В один из последних дней, когда сентябрьское солнце заливало сад, Вера сказала:
— Знаешь, Миш, а я счастливая. Всю жизнь пробыла рядом с тем, кого любила. Даже когда ты ушел — все равно любила.
— Вера…
— Нет, послушай. Я сначала думала — как жить теперь? А потом поняла: это тоже любовь — отпустить того, кого любишь.
Она умерла через неделю — во сне. Михаил сидел рядом, держа её за руку.
Прошло десять лет. Михаил Степанович, теперь восьмидесятивосьмилетний старик, работал в саду. Яблони, которые они с Верой сажали вместе, до сих пор плодоносили.
Наташа приехала к обеду, привезла внучку — шестилетнюю Веронику.
— Дедушка Миша! А ты обещал показать, где феи живут!
Он подхватил её на руки.
— Обещал — значит, покажу. Там, в малиннике, целое семейство.
Наташа улыбнулась. За эти годы она простила Михаила — постепенно. Помогла его забота о тете в последние месяцы жизни, и то, как бережно он хранил память о ней.
Галина иногда звонила. Однажды приезжала с мужем, инженером из Петербурга. Сидели на веранде, вспоминали. Без горечи, без вины.
— Дядь Миш, ты бы в тенек шел, — сказала Наташа, вернувшись с Вероникой. — Жарко сегодня.
— Успею еще в тени посидеть. А сейчас малину обрезать надо.
Наташа села рядом.
— Тетя Вера любила эту дачу. Каждый уголок её руками обласкан.

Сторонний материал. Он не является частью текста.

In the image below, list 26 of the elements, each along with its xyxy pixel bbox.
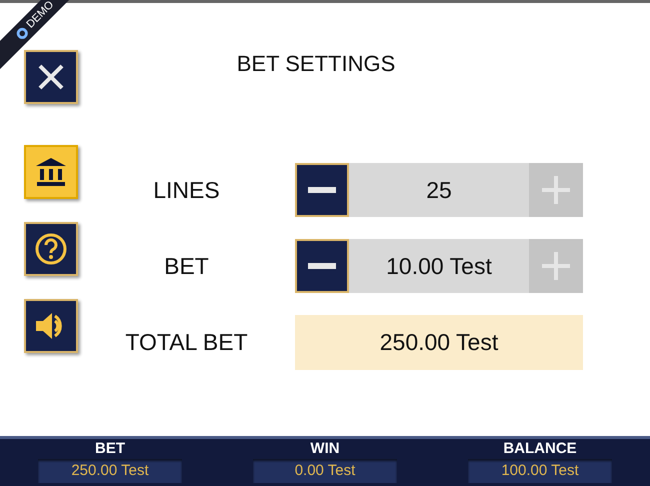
help-icon	[35, 233, 67, 265]
bank-icon	[35, 157, 67, 187]
status-label: BALANCE	[503, 439, 577, 459]
help-button[interactable]	[24, 222, 78, 276]
status-label: WIN	[310, 439, 340, 459]
close-icon	[36, 62, 66, 92]
total-bet-value: 250.00 Test	[295, 315, 583, 370]
status-label: BET	[95, 439, 125, 459]
status-value: 100.00 Test	[468, 459, 612, 483]
status-value: 250.00 Test	[38, 459, 182, 483]
total-bet-label: TOTAL BET	[124, 328, 249, 358]
minus-icon	[308, 187, 336, 193]
sound-button[interactable]	[24, 299, 78, 353]
minus-icon	[308, 263, 336, 269]
setting-label: LINES	[152, 176, 221, 205]
dialog-title: BET SETTINGS	[236, 53, 396, 75]
stepper-value: 10.00 Test	[385, 252, 493, 281]
status-value: 0.00 Test	[253, 459, 397, 483]
plus-icon	[541, 251, 571, 281]
minus-button[interactable]	[295, 239, 349, 293]
paytable-button[interactable]	[24, 145, 78, 199]
close-button[interactable]	[24, 50, 78, 104]
stepper-value: 25	[425, 176, 453, 205]
plus-icon	[541, 175, 571, 205]
minus-button[interactable]	[295, 163, 349, 217]
setting-label: BET	[163, 252, 210, 281]
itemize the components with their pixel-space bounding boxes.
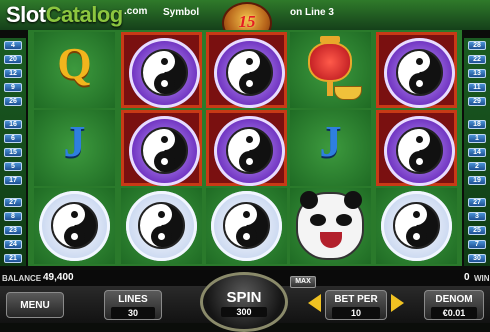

— Знаешь, Наташа, я много думал за эти годы. О жизни, о выборах. Мне казалось, что есть только две дороги — правильная и неправильная. А оказалось, дорог много, и каждая чему-то учит. Я выбрал неправильно. Но если бы не тот выбор — не понял бы никогда, что важно.
Он посмотрел на яблони:
— Вера могла возненавидеть меня. А она простила. Научила и меня прощать — себя, других. Вот это и есть настоящая любовь.
Наташа молчала, глядя, как её дочь качается на качелях, которые когда-то Михаил сделал для неё самой.
— Иногда мне кажется, что она до сих пор здесь. В каждом цветке, в каждом дереве. Агроном говорил — по всем законам эти яблони уже не должны плодоносить. А они каждый год с урожаем.
Вечером, когда Наташа с Вероникой уехали, он сидел на веранде. Сад, созданный вместе с Верой, жил своей жизнью — цвел, плодоносил, увядал и возрождался. Как и их любовь — непростая, изломанная, но настоящая.
А где-то среди яблонь шелестела листва.